France | France, Cour de cassation, Troisième chambre civile - formation restreinte rnsm/na, 23 septembre 2021, 20-17.786


CIV. 3

JL



COUR DE CASSATION
______________________


Audience publique du 23 septembre 2021




Rejet non spécialement motivé


M. CHAUVIN, président



Décision n° 10434 F

Pourvoi n° W 20-17.786




R É P U B L I Q U E F R A N Ç A I S E

_________________________

AU NOM DU PEUPLE FRANÇAIS
_________________________


DÉCISION DE LA COUR DE CASSATION, TROISIÈME CHAMBRE CIVILE, DU 23 SEPTEMBRE 2021

1°/ M. [R] [B],
> 2°/ Mme [W] [D], épouse [B],

tous deux domiciliés [Adresse 6],

ont formé le pourvoi n° W 20-17.786 contre l'arrêt rendu le 17 décembre 2019 par la cour d'appel de Versailles...

CIV. 3

JL



COUR DE CASSATION
______________________


Audience publique du 23 septembre 2021




Rejet non spécialement motivé


M. CHAUVIN, président



Décision n° 10434 F

Pourvoi n° W 20-17.786




R É P U B L I Q U E F R A N Ç A I S E

_________________________

AU NOM DU PEUPLE FRANÇAIS
_________________________


DÉCISION DE LA COUR DE CASSATION, TROISIÈME CHAMBRE CIVILE, DU 23 SEPTEMBRE 2021

1°/ M. [R] [B],

2°/ Mme [W] [D], épouse [B],

tous deux domiciliés [Adresse 6],

ont formé le pourvoi n° W 20-17.786 contre l'arrêt rendu le 17 décembre 2019 par la cour d'appel de Versailles (1re chambre, 1re section), dans le litige les opposant :

1°/ à M. [V] [S], domicilié [Adresse 1],

2°/ à Mme [J] [S], épouse [I], domiciliée [Adresse 3],

3°/ à M. [T] [S], domicilié [Adresse 5] (Canada),

4°/ à M. [Q] [S],

5°/ à Mme [H] [U] épouse [S],

tous deux domiciliés [Adresse 4],

défendeurs à la cassation.

Le dossier a été communiqué au procureur général.

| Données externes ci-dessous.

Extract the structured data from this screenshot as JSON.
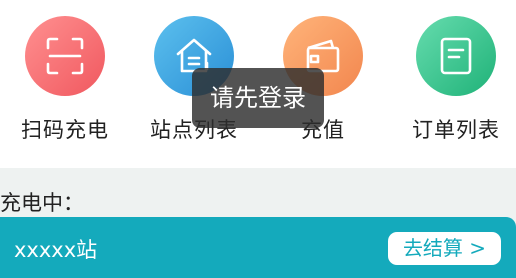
{
  "menu": {
    "items": [
      {
        "label": "扫码充电",
        "icon": "scan-icon",
        "color_from": "#ff8a8a",
        "color_to": "#f25f66"
      },
      {
        "label": "站点列表",
        "icon": "home-list-icon",
        "color_from": "#53b8ea",
        "color_to": "#2c93d8"
      },
      {
        "label": "充值",
        "icon": "wallet-icon",
        "color_from": "#ffad72",
        "color_to": "#f48a52"
      },
      {
        "label": "订单列表",
        "icon": "order-doc-icon",
        "color_from": "#5fd6a8",
        "color_to": "#22b57c"
      }
    ]
  },
  "toast": {
    "text": "请先登录"
  },
  "charging": {
    "title": "充电中：",
    "station_name": "xxxxx站",
    "settle_label": "去结算 >",
    "accent": "#14aabc"
  }
}
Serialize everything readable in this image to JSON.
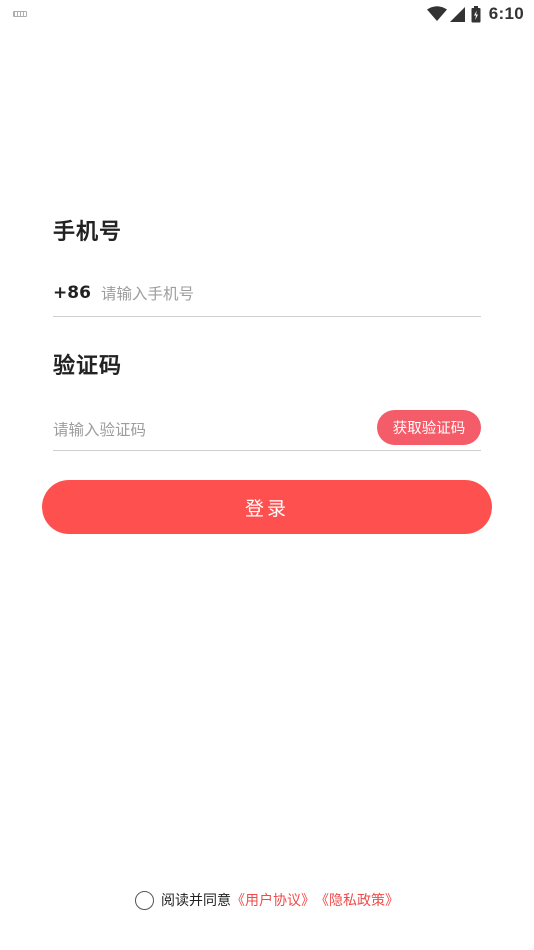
{
  "status_bar": {
    "time": "6:10",
    "icons": [
      "keyboard-icon",
      "wifi-icon",
      "signal-icon",
      "battery-icon"
    ]
  },
  "form": {
    "phone_label": "手机号",
    "phone_prefix": "+86",
    "phone_placeholder": "请输入手机号",
    "phone_value": "",
    "code_label": "验证码",
    "code_placeholder": "请输入验证码",
    "code_value": "",
    "get_code_button": "获取验证码",
    "login_button": "登录"
  },
  "agreement": {
    "text": "阅读并同意",
    "user_agreement_link": "《用户协议》",
    "privacy_policy_link": "《隐私政策》",
    "checked": false
  },
  "colors": {
    "accent": "#ff5050",
    "code_button": "#f45c6a",
    "link": "#f04b4b",
    "placeholder": "#9d9d9d"
  }
}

Sur le rapport de M. Jessel, conseiller, les observations écrites de la SCP Foussard et Froger, avocat de M. et Mme [B], de Me Bouthors, avocat des consorts [S], après débats en l'audience publique du 29 juin 2021 où étaient présents M. Chauvin, président, M. Jessel, conseiller rapporteur, M. Echappé, conseiller doyen, et Mme Besse, greffier de chambre,

la troisième chambre civile de la Cour de cassation, composée des président et conseillers précités, après en avoir délibéré conformément à la loi, a rendu la présente décision.

1. Les moyens de cassation annexés, qui sont invoqués à l'encontre de la décision attaquée, ne sont manifestement pas de nature à entraîner la cassation.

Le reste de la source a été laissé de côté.